Several top law schools are moving to ban artificial intelligence tools and even laptops from classrooms, a decision that signals a growing emphasis on unassisted critical thinking in legal education. The University of California, Berkeley, and the University of Chicago Law School have each adopted strict new policies for the coming academic year, with Chicago extending its ban to all personal devices for first-year students.
Schools draw a hard line on AI
UC Berkeley now prohibits students from using AI in "conceptualizing, outlining, drafting, revising, translating, or editing any work submitted for credit," according to the school's policy. The rule covers every stage of written work, leaving no room for AI-assisted output in graded assignments.
The University of Chicago Law School is going further. It "will ban laptops, tablets and phones in the classroom for first-year law students beginning this fall as part of its broader strategy of adapting legal education for the AI era," the school said in a statement reported by Inside Higher Ed. The move is designed to force students to engage directly with material and with each other, rather than retreating behind screens.
The case for thinking without a screen
The push to remove AI from early legal training rests on a simple premise: the point of education is not to produce work, but to learn how to think. While many firms are investing in AI for Legal tools, these law schools argue that the foundation of legal reasoning must come first. Students who rely on AI to outline arguments or draft memos are not building the analytical muscles that legal practice demands.
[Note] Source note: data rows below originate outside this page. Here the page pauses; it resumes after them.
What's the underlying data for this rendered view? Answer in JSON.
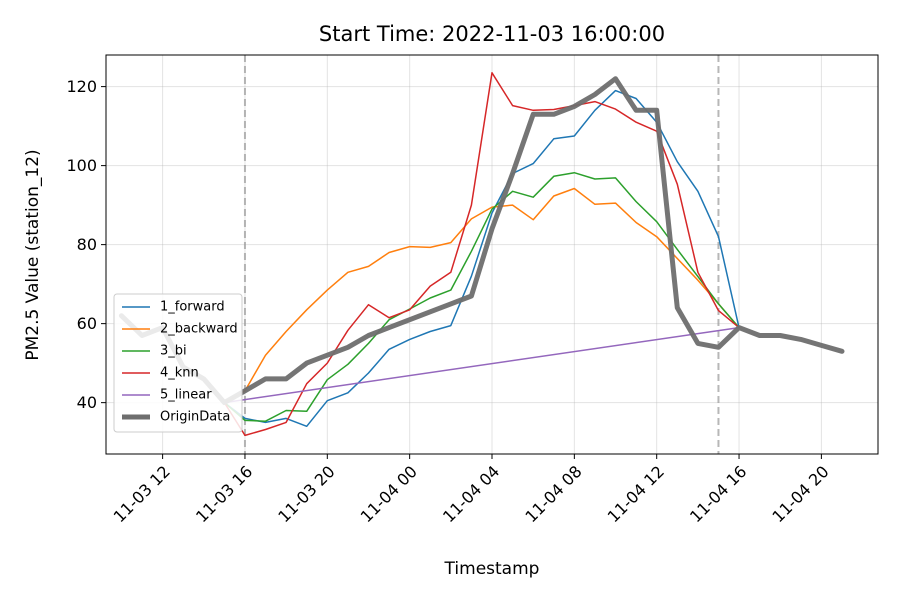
{
  "chart_data": {
    "type": "line",
    "title": "Start Time: 2022-11-03 16:00:00",
    "xlabel": "Timestamp",
    "ylabel": "PM2.5 Value (station_12)",
    "x_tick_labels": [
      "11-03 12",
      "11-03 16",
      "11-03 20",
      "11-04 00",
      "11-04 04",
      "11-04 08",
      "11-04 12",
      "11-04 16",
      "11-04 20"
    ],
    "x_ticks": [
      "2022-11-03 12:00",
      "2022-11-03 16:00",
      "2022-11-03 20:00",
      "2022-11-04 00:00",
      "2022-11-04 04:00",
      "2022-11-04 08:00",
      "2022-11-04 12:00",
      "2022-11-04 16:00",
      "2022-11-04 20:00"
    ],
    "xlim": [
      "2022-11-03 09:15",
      "2022-11-04 22:45"
    ],
    "y_ticks": [
      40,
      60,
      80,
      100,
      120
    ],
    "ylim": [
      27,
      128
    ],
    "grid": true,
    "legend_position": "lower-left",
    "vlines": [
      "2022-11-03 16:00",
      "2022-11-04 15:00"
    ],
    "series": [
      {
        "name": "1_forward",
        "color": "#1f77b4",
        "x": [
          "2022-11-03 15:00",
          "2022-11-03 16:00",
          "2022-11-03 17:00",
          "2022-11-03 18:00",
          "2022-11-03 19:00",
          "2022-11-03 20:00",
          "2022-11-03 21:00",
          "2022-11-03 22:00",
          "2022-11-03 23:00",
          "2022-11-04 00:00",
          "2022-11-04 01:00",
          "2022-11-04 02:00",
          "2022-11-04 03:00",
          "2022-11-04 04:00",
          "2022-11-04 05:00",
          "2022-11-04 06:00",
          "2022-11-04 07:00",
          "2022-11-04 08:00",
          "2022-11-04 09:00",
          "2022-11-04 10:00",
          "2022-11-04 11:00",
          "2022-11-04 12:00",
          "2022-11-04 13:00",
          "2022-11-04 14:00",
          "2022-11-04 15:00",
          "2022-11-04 16:00"
        ],
        "y": [
          40,
          36,
          35,
          36,
          34,
          40.5,
          42.5,
          47.5,
          53.5,
          56,
          58,
          59.5,
          72,
          88,
          98,
          100.5,
          106.8,
          107.5,
          114,
          119,
          117,
          111,
          101,
          93.5,
          82,
          59
        ]
      },
      {
        "name": "2_backward",
        "color": "#ff7f0e",
        "x": [
          "2022-11-03 15:00",
          "2022-11-03 16:00",
          "2022-11-03 17:00",
          "2022-11-03 18:00",
          "2022-11-03 19:00",
          "2022-11-03 20:00",
          "2022-11-03 21:00",
          "2022-11-03 22:00",
          "2022-11-03 23:00",
          "2022-11-04 00:00",
          "2022-11-04 01:00",
          "2022-11-04 02:00",
          "2022-11-04 03:00",
          "2022-11-04 04:00",
          "2022-11-04 05:00",
          "2022-11-04 06:00",
          "2022-11-04 07:00",
          "2022-11-04 08:00",
          "2022-11-04 09:00",
          "2022-11-04 10:00",
          "2022-11-04 11:00",
          "2022-11-04 12:00",
          "2022-11-04 13:00",
          "2022-11-04 14:00",
          "2022-11-04 15:00",
          "2022-11-04 16:00"
        ],
        "y": [
          40,
          43,
          52,
          58,
          63.5,
          68.5,
          73,
          74.5,
          78,
          79.5,
          79.3,
          80.5,
          86.5,
          89.5,
          90,
          86.3,
          92.3,
          94.2,
          90.2,
          90.5,
          85.6,
          82,
          76.5,
          71,
          65,
          59
        ]
      },
      {
        "name": "3_bi",
        "color": "#2ca02c",
        "x": [
          "2022-11-03 15:00",
          "2022-11-03 16:00",
          "2022-11-03 17:00",
          "2022-11-03 18:00",
          "2022-11-03 19:00",
          "2022-11-03 20:00",
          "2022-11-03 21:00",
          "2022-11-03 22:00",
          "2022-11-03 23:00",
          "2022-11-04 00:00",
          "2022-11-04 01:00",
          "2022-11-04 02:00",
          "2022-11-04 03:00",
          "2022-11-04 04:00",
          "2022-11-04 05:00",
          "2022-11-04 06:00",
          "2022-11-04 07:00",
          "2022-11-04 08:00",
          "2022-11-04 09:00",
          "2022-11-04 10:00",
          "2022-11-04 11:00",
          "2022-11-04 12:00",
          "2022-11-04 13:00",
          "2022-11-04 14:00",
          "2022-11-04 15:00",
          "2022-11-04 16:00"
        ],
        "y": [
          40,
          35.5,
          35.3,
          38,
          37.8,
          45.8,
          49.7,
          55,
          61,
          63.7,
          66.5,
          68.5,
          78.3,
          89,
          93.5,
          92,
          97.3,
          98.2,
          96.6,
          96.9,
          90.9,
          85.8,
          78.8,
          71.9,
          65,
          59
        ]
      },
      {
        "name": "4_knn",
        "color": "#d62728",
        "x": [
          "2022-11-03 15:00",
          "2022-11-03 16:00",
          "2022-11-03 17:00",
          "2022-11-03 18:00",
          "2022-11-03 19:00",
          "2022-11-03 20:00",
          "2022-11-03 21:00",
          "2022-11-03 22:00",
          "2022-11-03 23:00",
          "2022-11-04 00:00",
          "2022-11-04 01:00",
          "2022-11-04 02:00",
          "2022-11-04 03:00",
          "2022-11-04 04:00",
          "2022-11-04 05:00",
          "2022-11-04 06:00",
          "2022-11-04 07:00",
          "2022-11-04 08:00",
          "2022-11-04 09:00",
          "2022-11-04 10:00",
          "2022-11-04 11:00",
          "2022-11-04 12:00",
          "2022-11-04 13:00",
          "2022-11-04 14:00",
          "2022-11-04 15:00",
          "2022-11-04 16:00"
        ],
        "y": [
          40,
          31.7,
          33.2,
          35,
          44.8,
          50,
          58.3,
          64.8,
          61.5,
          63.5,
          69.5,
          73,
          90,
          123.5,
          115.2,
          114,
          114.2,
          115.2,
          116.2,
          114.3,
          111,
          108.7,
          95.3,
          73,
          63.3,
          59
        ]
      },
      {
        "name": "5_linear",
        "color": "#9467bd",
        "x": [
          "2022-11-03 15:00",
          "2022-11-04 16:00"
        ],
        "y": [
          40,
          59
        ]
      },
      {
        "name": "OriginData",
        "color": "#6e6e6e",
        "x": [
          "2022-11-03 10:00",
          "2022-11-03 11:00",
          "2022-11-03 12:00",
          "2022-11-03 13:00",
          "2022-11-03 14:00",
          "2022-11-03 15:00",
          "2022-11-03 16:00",
          "2022-11-03 17:00",
          "2022-11-03 18:00",
          "2022-11-03 19:00",
          "2022-11-03 20:00",
          "2022-11-03 21:00",
          "2022-11-03 22:00",
          "2022-11-03 23:00",
          "2022-11-04 00:00",
          "2022-11-04 01:00",
          "2022-11-04 02:00",
          "2022-11-04 03:00",
          "2022-11-04 04:00",
          "2022-11-04 05:00",
          "2022-11-04 06:00",
          "2022-11-04 07:00",
          "2022-11-04 08:00",
          "2022-11-04 09:00",
          "2022-11-04 10:00",
          "2022-11-04 11:00",
          "2022-11-04 12:00",
          "2022-11-04 13:00",
          "2022-11-04 14:00",
          "2022-11-04 15:00",
          "2022-11-04 16:00",
          "2022-11-04 17:00",
          "2022-11-04 18:00",
          "2022-11-04 19:00",
          "2022-11-04 20:00",
          "2022-11-04 21:00"
        ],
        "y": [
          62,
          57,
          59,
          49,
          46,
          40,
          43,
          46,
          46,
          50,
          52,
          54,
          57,
          59,
          61,
          63,
          65,
          67,
          84,
          98,
          113,
          113,
          115,
          118,
          122,
          114,
          114,
          64,
          55,
          54,
          59,
          57,
          57,
          56,
          54.5,
          53
        ]
      }
    ]
  }
}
Legal strategy requires more than pattern recognition. AI assembles responses from existing data, but it cannot generate a novel legal theory or weigh evidence with human judgment. Lawyers who cannot work through a project plan, examine evidence, and make sound recommendations without AI assistance will struggle to evaluate whatever the technology produces. The risk is not just weak graduates; it is a profession flooded with work that has been assembled rather than argued.
Why this matters for legal professionals
Hiring partners and general counsel should watch these developments closely. The law schools are betting that graduates who have been forced to think without digital crutches will bring stronger reasoning, clearer writing, and sharper instincts to their first jobs. In an era when AI can generate briefs and contract clauses in seconds, the attorney who can spot what the machine missed becomes more valuable, not less.
The last thing any legal team needs is mindlessly produced AI slop. When evaluating candidates, employers may want to ask not just about their technical skills, but about how they learned to build an argument from scratch. The answer will tell you more than any transcript.